Что-то здесь не так. Что-то произошло с маленьким ублюдком. Когда сегодня я отдернул его от холста, в то время как он, кажется, был на высшем пике творческой активности, с его стороны не последовало обычного протеста. Он не издал ни звука, не было даже намека на плач или хныканье. Если бы я не знал его лучше, я бы сказал, что он был почти счастлив. Благодарен. Он вел себя так, словно предвидел, что я его прерву. Обычно у него такой острый слух (как и все его чувства: вкус, обоняние, осязание; они компенсируют его общее состояние), что даже когда я подкрадываюсь к нему сзади, в то время как он полностью сосредоточен на своей работе, он каким-то образом знает, что я пришел его оторвать, и начинает дрожать. Это его способ сказать «нет». Сегодня, честное слово, не издав ни единого звука, он сказал «да». И затем, когда я взял его с собой, отправляясь навестить мистера Богатира и его расслабленную жену, он не проявлял ни малейшего беспокойства, как и тогда, когда я поместил его (он сидел в инвалидном кресле) перед ее кроватью.
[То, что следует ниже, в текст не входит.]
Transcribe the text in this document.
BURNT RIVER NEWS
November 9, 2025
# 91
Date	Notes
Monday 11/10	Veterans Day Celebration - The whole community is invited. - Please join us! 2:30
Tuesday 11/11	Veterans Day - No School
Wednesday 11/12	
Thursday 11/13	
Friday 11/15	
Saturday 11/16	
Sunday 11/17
Работник по уходу на дому в это время ее обрабатывал. И Бродски не имел возможности отвести взгляд от прозрачного тела, которое поднимали, подталкивали, переворачивали и снова опускали на место. Она, как обычно, лежала недвижно; у нее была огромная раздутая голова, открытый рот с редкими корявыми зубами; не печальная, не счастливая, но с гримасой удивления на лице. Какой вечный вопрос она обдумывала, если вообще могла думать? Желтые потеки мочи текли по ее по-детски округлым бедрам, и коричневые пятна покрывали ее огузок и маленькую квадратную клеенку под ним. И когда работник перевернул ее на бок, обхватив руками, как крючьями, чтобы сменить пеленки, вначале втолкнув, кажется, излишне грубо, полотенце ей между ног, чтобы ее вытереть, я подумал, что ее ничего не выражающие рыбьи глаза вот-вот вылезут из орбит, в то время как тучный белый живот трясся и жалобно бурчал. В этот момент мистер Богатир бросился к жене, крича служителю, что тот грубо обращается с ней, и старался помочь, умоляя ее сесть. «Софи, сядь. Сядь, Софи». Но это тело было уже давно мертвым, и ничего нельзя было тут поделать; оно ни на что не годилось, кроме сопротивления любым действиям, направленным на то, чтобы его поднять.